Aunque se ven en algunos núcleos urbanos, incluso en Filadelfia, nos aseguraron que todos ellos viven en granjas y solo van a la ciudad para vender en los mercados muchos de sus productos, tanto vegetales cultivados de forma tradicional como mermeladas caseras y otros manufacturados por ellos. Sus cultivos, auténticamente ecológicos, son muy apreciados por el resto de la comunidad.

Otro de los aspectos en los que no han evolucionado los amishes en el medio de transporte que emplean. Siguen desplazándose de un lado a otro en carros tirados por caballos. Son unos pequeños carros negros que convive en las carreteras de la zona con los coches convencionales. Queríamos hacer algunas buenas fotos y pasamos un buen rato, entre risas, “cazando” con nuestra cámara los carros que pasaban mostrando, en muchas ocasiones, esos curiosos contrastes entre la modernidad que avanza veloz y la tradición que se desliza lentamente al trotecillo de alegres caballos. ¿Con cuál te quedas?

Según nos contaron, cuando llegan a la juventud, pueden pasar un año en la ciudad, vestir como los jóvenes urbanos, mimetizarse y vivir lo que ese otro mundo les puede ofrecer, en todos los sentidos. Curiosamente, para nuestra forma de pensar, algo más de un noventa por ciento vuelven a vivir a su comunidad y, en ese momento, se bautizan y empiezan a formar parte de su iglesia, la iglesia anabaptista, de pleno derecho.

Aunque sí acuden a los hospitales de las ciudades si lo necesitan, las escuelas son suyas propias y son como las de nuestros pueblos hace sesenta años, escuelas unitarias en las que se educan niños y niñas de todas las edades, juntos, y con esa atención personalizada que permite una escuela pequeñita. Las chicas se casan jóvenes y son madres pronto y los chicos aprenden todos esos oficios que, en sus pequeñas comunidades rurales, les permiten ganarse la vida.

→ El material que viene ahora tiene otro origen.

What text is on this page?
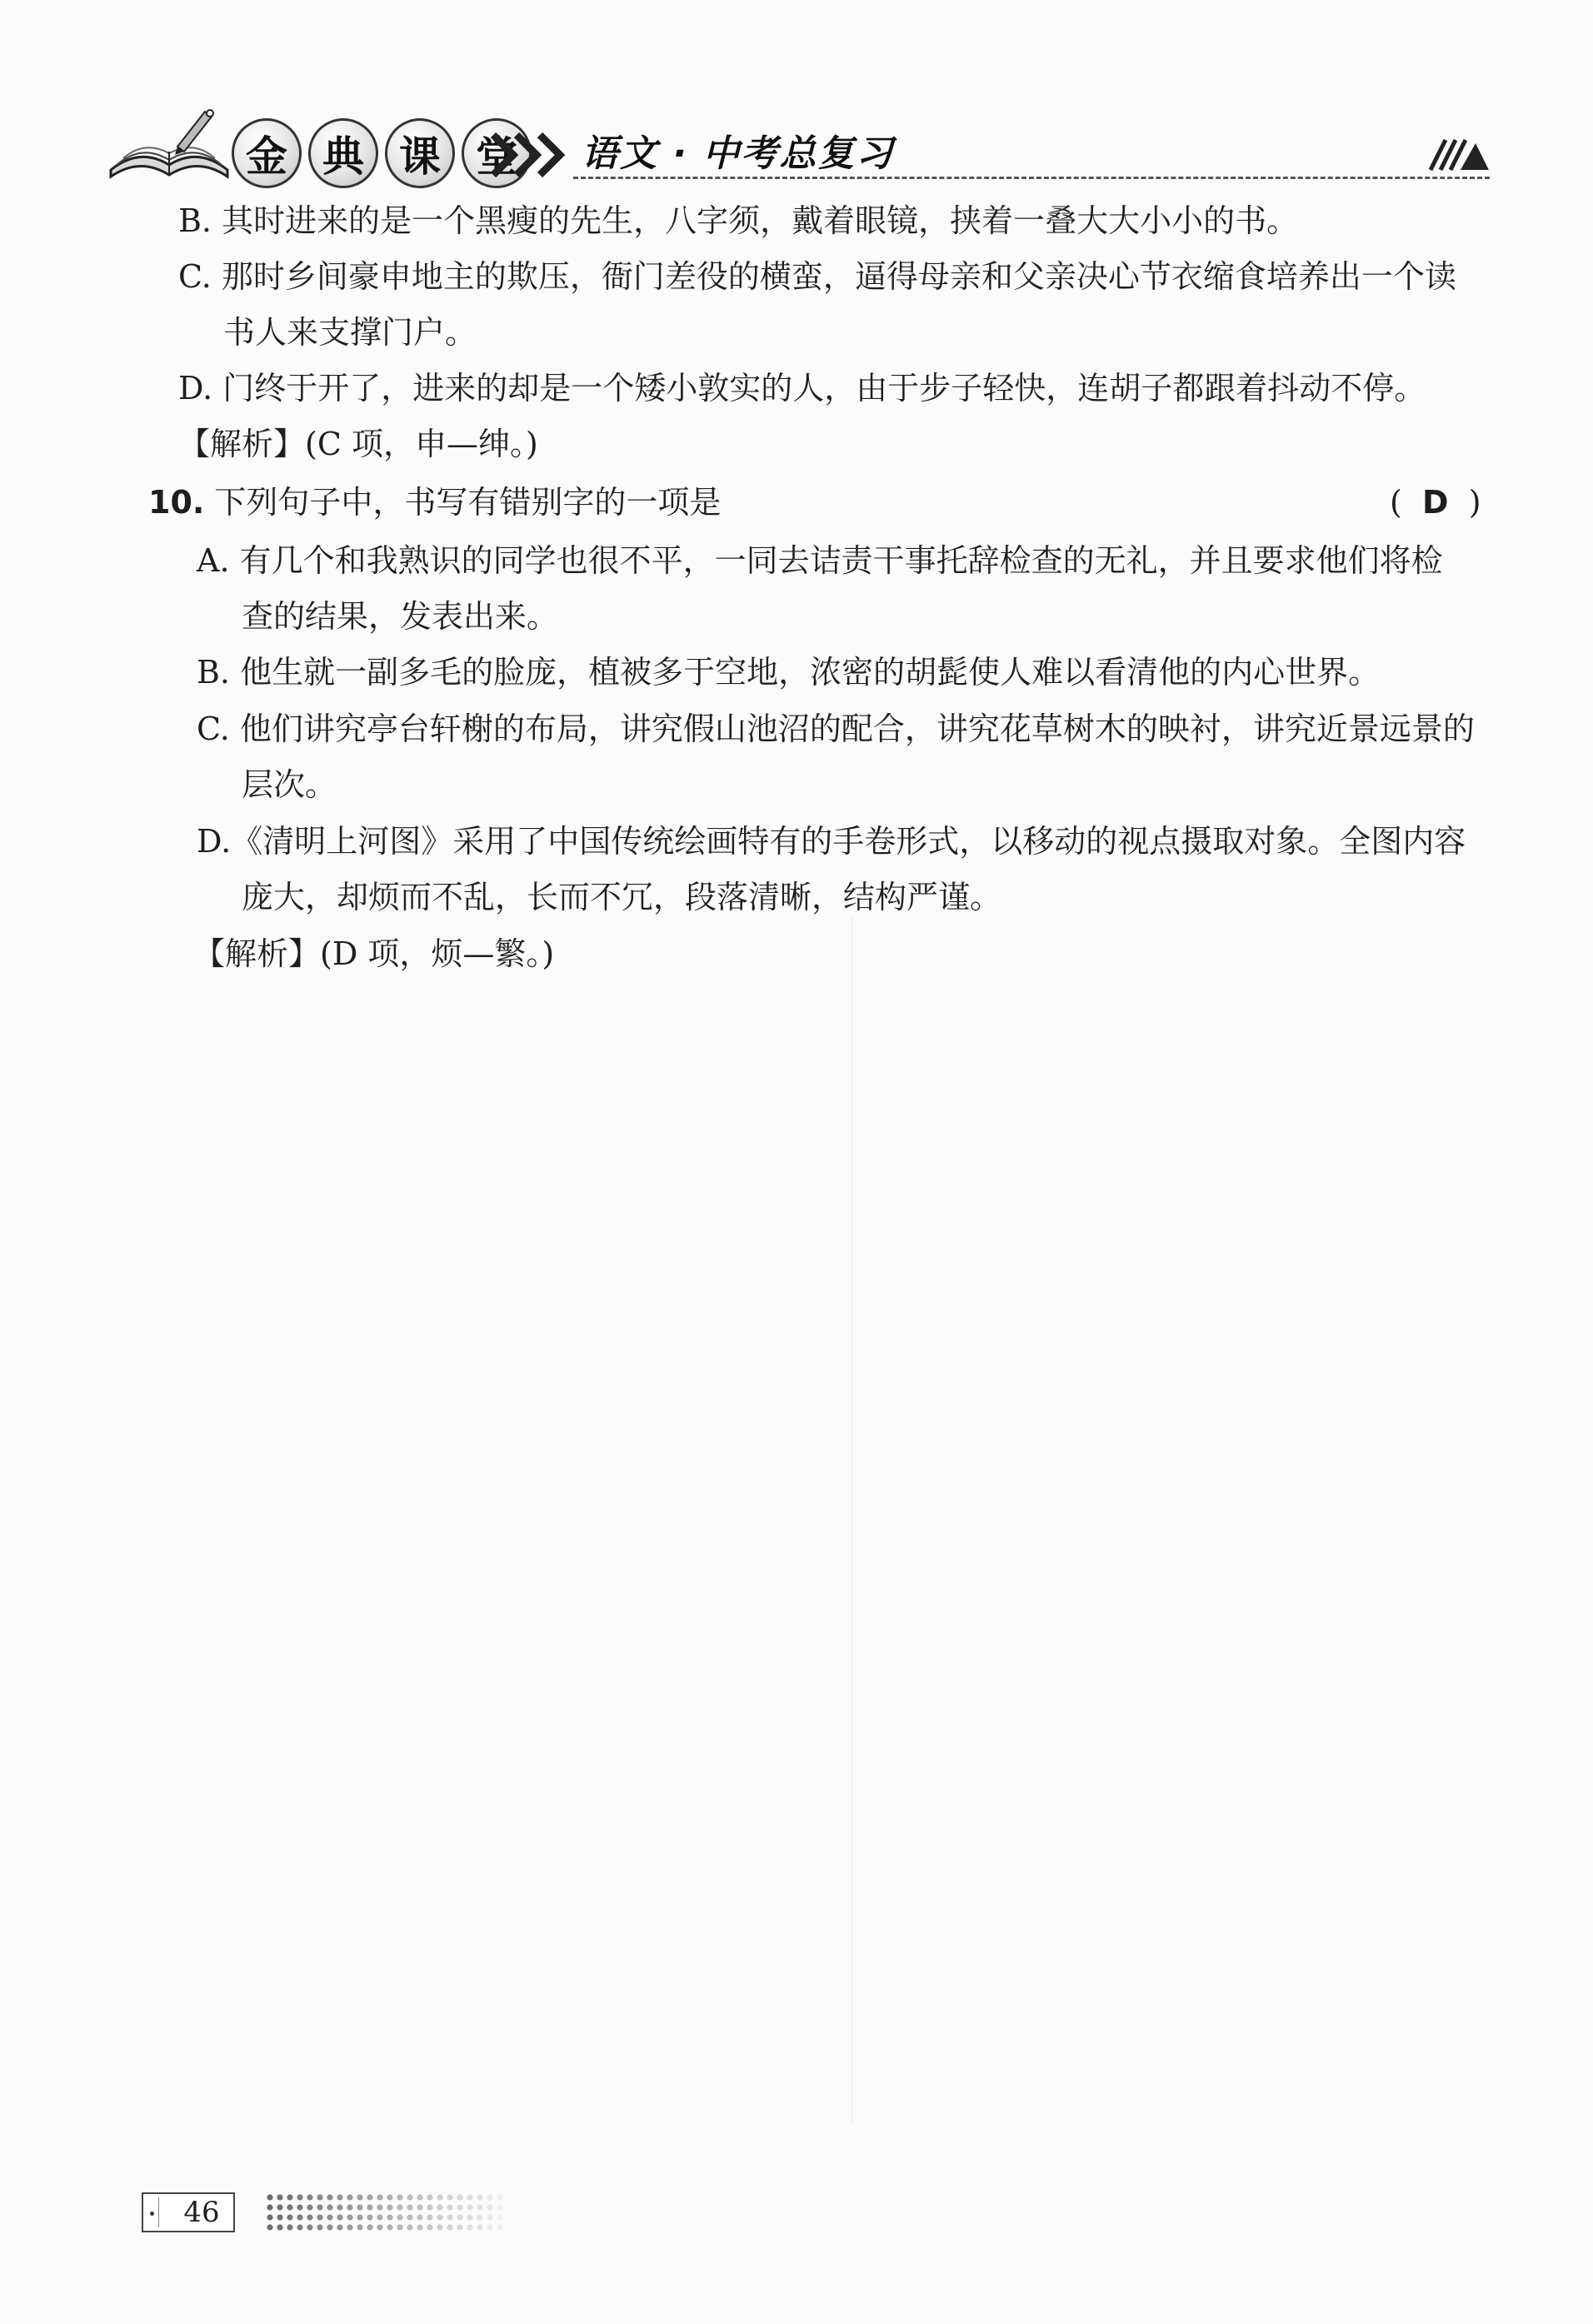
金 典 课 堂	语文 · 中考总复习
B. 其时进来的是一个黑瘦的先生，八字须，戴着眼镜，挟着一叠大大小小的书。
C. 那时乡间豪申地主的欺压，衙门差役的横蛮，逼得母亲和父亲决心节衣缩食培养出一个读
书人来支撑门户。
D. 门终于开了，进来的却是一个矮小敦实的人，由于步子轻快，连胡子都跟着抖动不停。
【解析】(C 项，申—绅。)
10. 下列句子中，书写有错别字的一项是	( D )
A. 有几个和我熟识的同学也很不平，一同去诘责干事托辞检查的无礼，并且要求他们将检
查的结果，发表出来。
B. 他生就一副多毛的脸庞，植被多于空地，浓密的胡髭使人难以看清他的内心世界。
C. 他们讲究亭台轩榭的布局，讲究假山池沼的配合，讲究花草树木的映衬，讲究近景远景的
层次。
D.《清明上河图》采用了中国传统绘画特有的手卷形式，以移动的视点摄取对象。全图内容
庞大，却烦而不乱，长而不冗，段落清晰，结构严谨。
【解析】(D 项，烦—繁。)
46
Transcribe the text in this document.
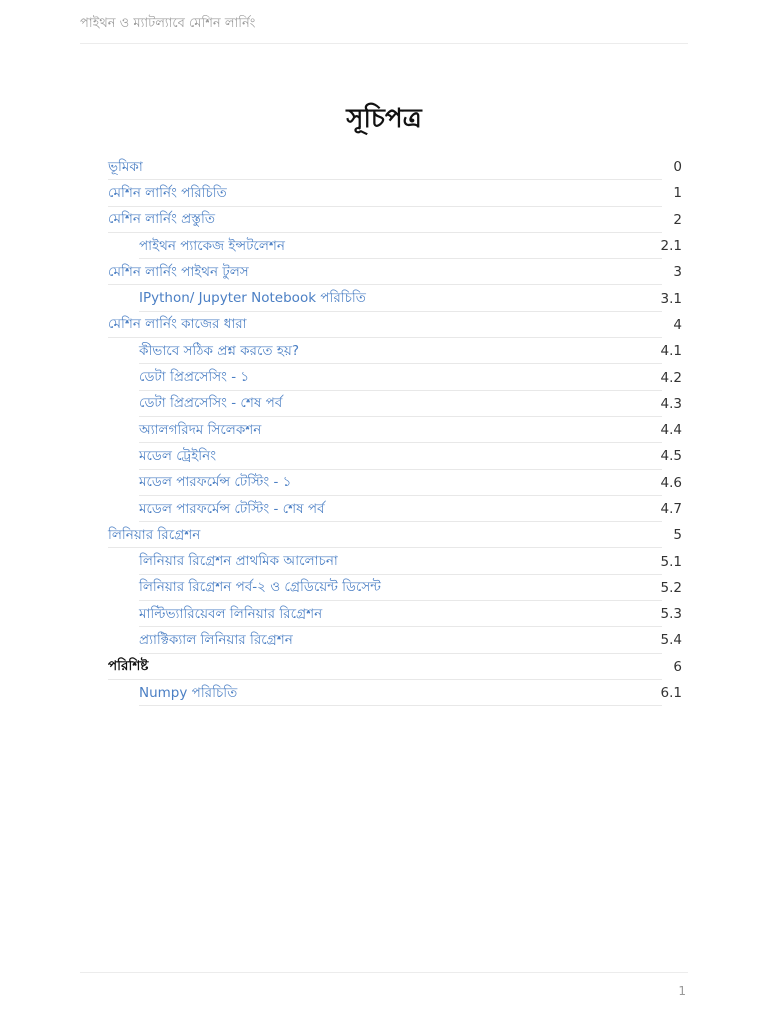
পাইথন ও ম্যাটল্যাবে মেশিন লার্নিং
সূচিপত্র
ভূমিকা	0
মেশিন লার্নিং পরিচিতি	1
মেশিন লার্নিং প্রস্তুতি	2
পাইথন প্যাকেজ ইন্সটলেশন	2.1
মেশিন লার্নিং পাইথন টুলস	3
IPython/ Jupyter Notebook পরিচিতি	3.1
মেশিন লার্নিং কাজের ধারা	4
কীভাবে সঠিক প্রশ্ন করতে হয়?	4.1
ডেটা প্রিপ্রসেসিং - ১	4.2
ডেটা প্রিপ্রসেসিং - শেষ পর্ব	4.3
অ্যালগরিদম সিলেকশন	4.4
মডেল ট্রেইনিং	4.5
মডেল পারফর্মেন্স টেস্টিং - ১	4.6
মডেল পারফর্মেন্স টেস্টিং - শেষ পর্ব	4.7
লিনিয়ার রিগ্রেশন	5
লিনিয়ার রিগ্রেশন প্রাথমিক আলোচনা	5.1
লিনিয়ার রিগ্রেশন পর্ব-২ ও গ্রেডিয়েন্ট ডিসেন্ট	5.2
মাল্টিভ্যারিয়েবল লিনিয়ার রিগ্রেশন	5.3
প্র্যাক্টিক্যাল লিনিয়ার রিগ্রেশন	5.4
পরিশিষ্ট	6
Numpy পরিচিতি	6.1
1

Curiosamente, son una de las comunidades más ricas de EEUU, gracias a la austeridad que preside sus vidas, y gestionan sus propios bancos. Los hombres que trabajan en estos negocios manejan teléfonos y ordenadores sin problema ya que “por business” sí pueden hacerlo. No pueden tener coches en propiedad pero sí pueden conducirlos cuando lo necesitan para todas esas actividades económicas que tan bien les están funcionando.

Nos sorprendió mucho la cocina de las casas: están totalmente equipadas. Aunque no tienen luz eléctrica, tienen frigoríficos que funcionan con gas y las mismas comodidades que disfrutamos en nuestras cocinas. En todas las casas hay máquinas de coser ya que son las señoras las que hacen la ropa para toda la familia.

Son comunidades jóvenes porque tienen los hijos “que vayan viniendo” y me encantó ver los juguetes de los niños, muchos de ellos hechos con madera y pintados como antes teníamos nosotros. Unas lindas muñecas hechas con tejidos naturales y lana y mucha artesanía. En los muebles de las casas se aprecia la manufactura casera artesana que ya está dejando de existir en el mundo que nos rodea.

Como hace años, en el monasterio de Labrang, en China, los monjes tibetanos me hicieron experimentar una mágica sensación de paz, la vista de las granjas amish con sus molinos girando al pausado ritmo del viento, sus habitantes desplazándose a la tranquila velocidad de sus caballos, las grandes extensiones de tierra cultivada, me transmitieron aquella misma sensación y, por unos días, me hubiera encantado que me hubieran dejado ser una de ellos y experimentar su plácida vida aunque, eso sí, asegurándome la posibilidad de retorno a mi cotidiano “estrés en vena”.